# coolant



## gsaver (Jun 17, 2006)

what will happen if I use regular coolant in my 97 2.8 12v cabriolet


----------



## GoldsteinLaw (Jun 14, 2011)

gsaver said:


> what will happen if I use regular coolant in my 97 2.8 12v cabriolet


Guess it depends on how long, there must be some benefits for using the right stuff but I was always told coolant is coolant and that technically u can even use water. Main difference with that is that water is not as efficient, hence why there are coolants.
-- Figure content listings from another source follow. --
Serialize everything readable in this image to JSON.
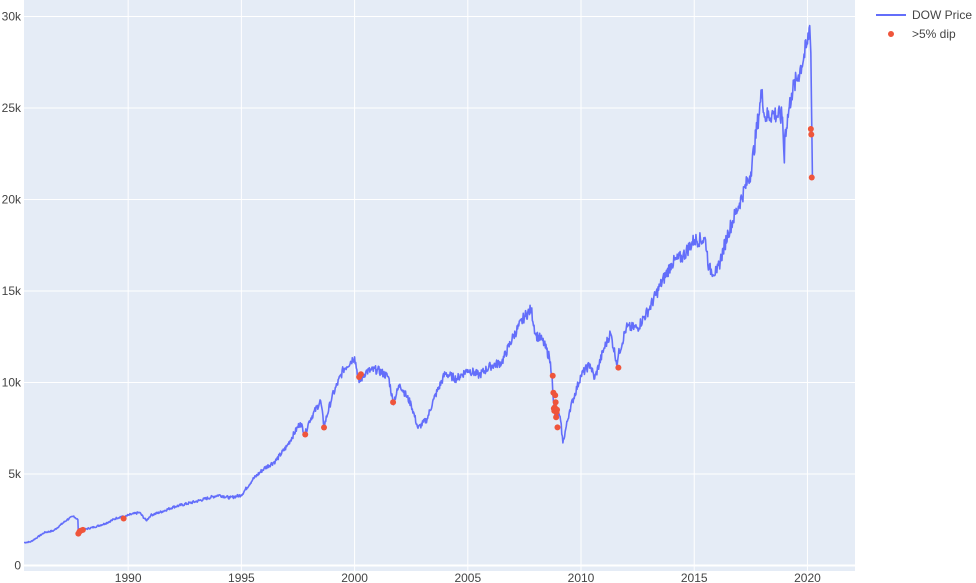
{
  "chart_data": {
    "type": "line",
    "title": "",
    "xlabel": "",
    "ylabel": "",
    "xlim": [
      1985.4,
      2022.1
    ],
    "ylim": [
      -300,
      30900
    ],
    "x_ticks": [
      {
        "value": 1990,
        "label": "1990"
      },
      {
        "value": 1995,
        "label": "1995"
      },
      {
        "value": 2000,
        "label": "2000"
      },
      {
        "value": 2005,
        "label": "2005"
      },
      {
        "value": 2010,
        "label": "2010"
      },
      {
        "value": 2015,
        "label": "2015"
      },
      {
        "value": 2020,
        "label": "2020"
      }
    ],
    "y_ticks": [
      {
        "value": 0,
        "label": "0"
      },
      {
        "value": 5000,
        "label": "5k"
      },
      {
        "value": 10000,
        "label": "10k"
      },
      {
        "value": 15000,
        "label": "15k"
      },
      {
        "value": 20000,
        "label": "20k"
      },
      {
        "value": 25000,
        "label": "25k"
      },
      {
        "value": 30000,
        "label": "30k"
      }
    ],
    "grid": true,
    "legend_position": "top-right",
    "colors": {
      "plot_background": "#e5ecf6",
      "gridline": "#ffffff",
      "zeroline": "#ffffff"
    },
    "series": [
      {
        "name": "DOW Price",
        "mode": "line",
        "color": "#636efa",
        "x": [
          1985.4,
          1985.7,
          1986.0,
          1986.3,
          1986.7,
          1987.0,
          1987.3,
          1987.6,
          1987.78,
          1987.8,
          1987.85,
          1988.0,
          1988.5,
          1989.0,
          1989.5,
          1989.75,
          1989.8,
          1990.0,
          1990.5,
          1990.8,
          1991.0,
          1991.5,
          1992.0,
          1993.0,
          1994.0,
          1994.5,
          1995.0,
          1995.5,
          1996.0,
          1996.5,
          1997.0,
          1997.6,
          1997.82,
          1998.0,
          1998.5,
          1998.65,
          1999.0,
          1999.5,
          2000.0,
          2000.2,
          2000.5,
          2001.0,
          2001.5,
          2001.7,
          2002.0,
          2002.5,
          2002.8,
          2003.2,
          2003.5,
          2004.0,
          2004.5,
          2005.0,
          2005.5,
          2006.0,
          2006.5,
          2007.0,
          2007.5,
          2007.8,
          2008.0,
          2008.3,
          2008.6,
          2008.72,
          2008.78,
          2008.85,
          2008.95,
          2009.1,
          2009.2,
          2009.5,
          2010.0,
          2010.4,
          2010.6,
          2011.0,
          2011.3,
          2011.6,
          2011.65,
          2012.0,
          2012.5,
          2013.0,
          2013.5,
          2014.0,
          2014.5,
          2015.0,
          2015.5,
          2015.65,
          2016.0,
          2016.5,
          2017.0,
          2017.5,
          2018.0,
          2018.1,
          2018.5,
          2018.9,
          2018.98,
          2019.0,
          2019.3,
          2019.6,
          2020.0,
          2020.1,
          2020.15,
          2020.18,
          2020.2,
          2020.22
        ],
        "y": [
          1250,
          1300,
          1550,
          1800,
          1900,
          2200,
          2500,
          2700,
          2500,
          1750,
          1900,
          1950,
          2100,
          2300,
          2600,
          2700,
          2600,
          2750,
          2900,
          2450,
          2750,
          2950,
          3200,
          3500,
          3850,
          3700,
          3850,
          4700,
          5300,
          5700,
          6500,
          7800,
          7200,
          7900,
          9000,
          7600,
          9200,
          10700,
          11400,
          10000,
          10600,
          10700,
          10300,
          8900,
          9900,
          8800,
          7500,
          8000,
          9100,
          10500,
          10200,
          10700,
          10400,
          10900,
          11100,
          12500,
          13600,
          14000,
          12600,
          12300,
          11400,
          10400,
          9000,
          8200,
          8500,
          7900,
          6700,
          8500,
          10400,
          11000,
          10200,
          11800,
          12700,
          11000,
          11500,
          13000,
          13000,
          14000,
          15300,
          16500,
          16900,
          17800,
          17800,
          16200,
          16000,
          18200,
          19800,
          21500,
          26000,
          24500,
          24700,
          24500,
          22000,
          23500,
          25800,
          26800,
          28500,
          29500,
          28000,
          25000,
          23200,
          21200
        ]
      },
      {
        "name": ">5% dip",
        "mode": "markers",
        "color": "#ef553b",
        "x": [
          1987.8,
          1987.85,
          1987.9,
          1988.0,
          1989.8,
          1997.82,
          1998.65,
          2000.2,
          2000.28,
          2001.7,
          2008.75,
          2008.78,
          2008.8,
          2008.82,
          2008.84,
          2008.86,
          2008.88,
          2008.9,
          2008.92,
          2008.94,
          2008.96,
          2011.65,
          2020.15,
          2020.17,
          2020.19
        ],
        "y": [
          1740,
          1850,
          1900,
          1950,
          2570,
          7160,
          7540,
          10300,
          10450,
          8920,
          10370,
          9440,
          8580,
          8450,
          8640,
          9300,
          8920,
          8100,
          8380,
          8510,
          7550,
          10810,
          23850,
          23550,
          21200
        ]
      }
    ]
  }
}
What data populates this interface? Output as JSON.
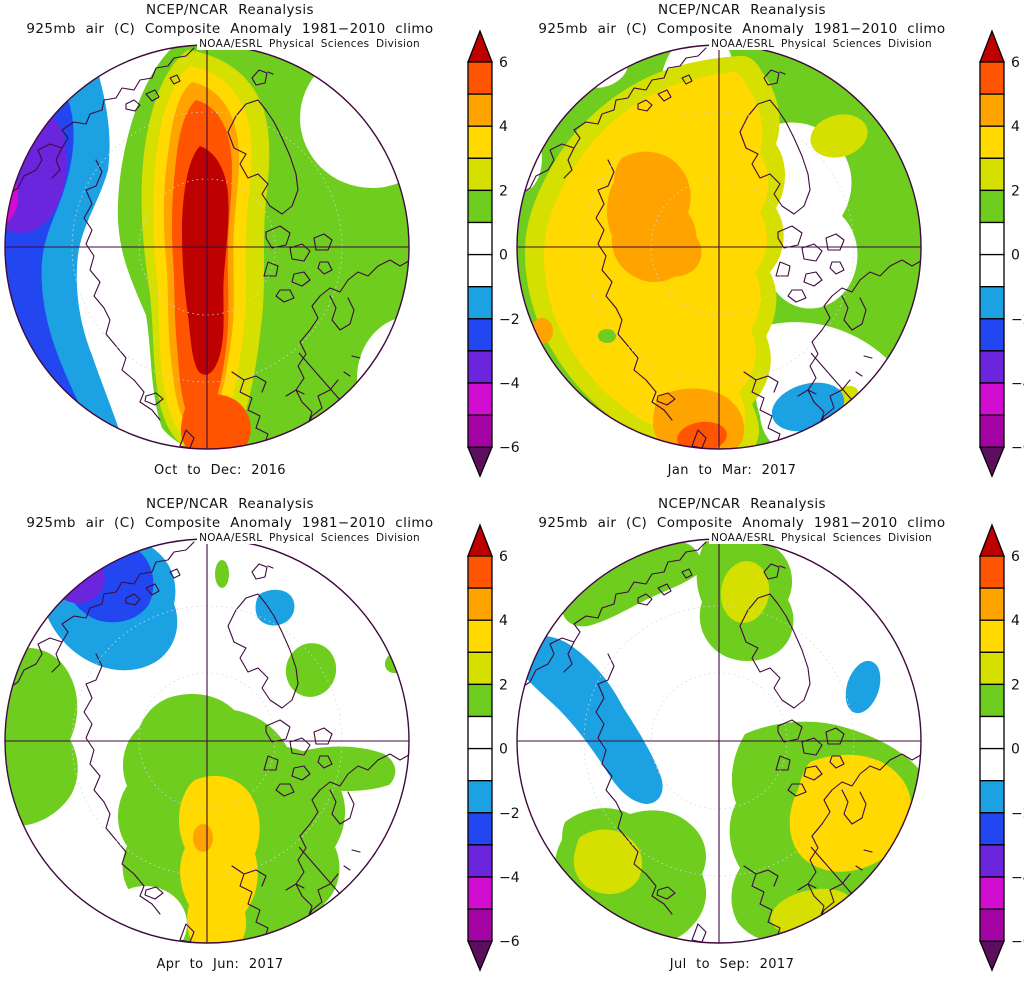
{
  "page": {
    "background": "#ffffff"
  },
  "shared": {
    "title": "NCEP/NCAR Reanalysis",
    "subtitle": "925mb air (C) Composite Anomaly 1981−2010 climo",
    "watermark": "NOAA/ESRL Physical Sciences Division"
  },
  "panels": [
    {
      "title": "NCEP/NCAR Reanalysis",
      "subtitle": "925mb air (C) Composite Anomaly 1981−2010 climo",
      "watermark": "NOAA/ESRL Physical Sciences Division",
      "caption": "Oct to Dec: 2016"
    },
    {
      "title": "NCEP/NCAR Reanalysis",
      "subtitle": "925mb air (C) Composite Anomaly 1981−2010 climo",
      "watermark": "NOAA/ESRL Physical Sciences Division",
      "caption": "Jan to Mar: 2017"
    },
    {
      "title": "NCEP/NCAR Reanalysis",
      "subtitle": "925mb air (C) Composite Anomaly 1981−2010 climo",
      "watermark": "NOAA/ESRL Physical Sciences Division",
      "caption": "Apr to Jun: 2017"
    },
    {
      "title": "NCEP/NCAR Reanalysis",
      "subtitle": "925mb air (C) Composite Anomaly 1981−2010 climo",
      "watermark": "NOAA/ESRL Physical Sciences Division",
      "caption": "Jul to Sep: 2017"
    }
  ],
  "colorbar": {
    "units": "C",
    "min": -6,
    "max": 6,
    "contour_interval": 1,
    "ticks": [
      "6",
      "4",
      "2",
      "0",
      "−2",
      "−4",
      "−6"
    ],
    "tick_values": [
      6,
      4,
      2,
      0,
      -2,
      -4,
      -6
    ],
    "segments_top_to_bottom": [
      "#ff5400",
      "#ffa300",
      "#ffd900",
      "#d5df00",
      "#6ecd1f",
      "#ffffff",
      "#ffffff",
      "#1ca2e3",
      "#2247f0",
      "#6a25dd",
      "#d20dd2",
      "#a303a3"
    ],
    "above_color": "#bd0000",
    "below_color": "#5c0f5c",
    "outline_color": "#000000"
  },
  "map_style": {
    "coast_color": "#3f0a3f",
    "grid_color": "#3f0a3f",
    "latitude_circle_color": "#d8d8d8"
  },
  "chart_data": [
    {
      "type": "heatmap",
      "title": "NCEP/NCAR Reanalysis",
      "subtitle": "925mb air (C) Composite Anomaly 1981−2010 climo",
      "period": "Oct to Dec: 2016",
      "projection": "north polar stereographic",
      "variable": "925mb air temperature anomaly (C)",
      "colorbar_range": [
        -6,
        6
      ],
      "notable_features": [
        {
          "region": "central Arctic Ocean around pole",
          "anomaly_c": "+6 and above (dark red core)"
        },
        {
          "region": "broad ring over N. America, N. Atlantic, N. Europe",
          "anomaly_c": "+1 to +5"
        },
        {
          "region": "eastern Siberia limb (left edge)",
          "anomaly_c": "-2 to -5 with small -5 patch"
        },
        {
          "region": "band between cold and warm regions",
          "anomaly_c": "near 0 (white)"
        }
      ]
    },
    {
      "type": "heatmap",
      "title": "NCEP/NCAR Reanalysis",
      "subtitle": "925mb air (C) Composite Anomaly 1981−2010 climo",
      "period": "Jan to Mar: 2017",
      "projection": "north polar stereographic",
      "variable": "925mb air temperature anomaly (C)",
      "colorbar_range": [
        -6,
        6
      ],
      "notable_features": [
        {
          "region": "central/eastern Siberia and Kara sector",
          "anomaly_c": "+3 to +5 (orange patches)"
        },
        {
          "region": "most of Eurasian Arctic half",
          "anomaly_c": "+2 to +4 (yellow)"
        },
        {
          "region": "North America / Greenland half",
          "anomaly_c": "0 to +2 (green/white)"
        },
        {
          "region": "south of Greenland, N. Atlantic spot",
          "anomaly_c": "-1 to -2 (light blue)"
        },
        {
          "region": "Europe bottom-center",
          "anomaly_c": "+4 to +5 (orange-red)"
        }
      ]
    },
    {
      "type": "heatmap",
      "title": "NCEP/NCAR Reanalysis",
      "subtitle": "925mb air (C) Composite Anomaly 1981−2010 climo",
      "period": "Apr to Jun: 2017",
      "projection": "north polar stereographic",
      "variable": "925mb air temperature anomaly (C)",
      "colorbar_range": [
        -6,
        6
      ],
      "notable_features": [
        {
          "region": "Baffin Bay / NE Canada / W Greenland",
          "anomaly_c": "-2 to -4 (blue with violet core)"
        },
        {
          "region": "small spot poleward of Canada",
          "anomaly_c": "-1 to -2"
        },
        {
          "region": "N. Eurasia and Europe sector",
          "anomaly_c": "+1 to +3 (green/yellow) with small +4 spot"
        },
        {
          "region": "most of Arctic basin",
          "anomaly_c": "near 0 (white)"
        }
      ]
    },
    {
      "type": "heatmap",
      "title": "NCEP/NCAR Reanalysis",
      "subtitle": "925mb air (C) Composite Anomaly 1981−2010 climo",
      "period": "Jul to Sep: 2017",
      "projection": "north polar stereographic",
      "variable": "925mb air temperature anomaly (C)",
      "colorbar_range": [
        -6,
        6
      ],
      "notable_features": [
        {
          "region": "diagonal band Alaska toward pole",
          "anomaly_c": "-1 to -2 (light blue)"
        },
        {
          "region": "Scandinavia spot",
          "anomaly_c": "-1 to -2 (light blue)"
        },
        {
          "region": "central Russia / Caspian sector",
          "anomaly_c": "+2 to +3 (yellow core)"
        },
        {
          "region": "scattered mid-latitude patches",
          "anomaly_c": "+1 to +2 (green)"
        },
        {
          "region": "rest of Arctic basin",
          "anomaly_c": "near 0 (white)"
        }
      ]
    }
  ]
}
But some cars just stay a bit cooler with certain coolants


----------



## Audia4212 (Jan 14, 2014)

VW/audis run very hot i alwayse use the red stuff just to be safe


----------



## riotbeast (Mar 17, 2008)

You can't mix the vw audi coolant with anything else, it will gum up and corrode the engine, if you want you can completely flush your cooling system and run the green stuff safely

Also running straight water is a horrible idea, coolant has corrosion inhibitors in it to prevent the inside of the motor from rotting


Sent from my iPhone using Tapatalk


----------



## Sepp (Dec 10, 2002)

riotbeast said:


> You can't mix the vw audi coolant with anything else, it will gum up and corrode the engine, if you want you can completely flush your cooling system and run the green stuff safely
> 
> Also running straight water is a horrible idea, coolant has corrosion inhibitors in it to prevent the inside of the motor from rotting
> 
> ...


This exactly.
I've seen an Audi with mixed coolant in it....it wasn't pretty.
The coolants gummed up to something resembling jello, and clogged a few of the coolant ports in the head.


----------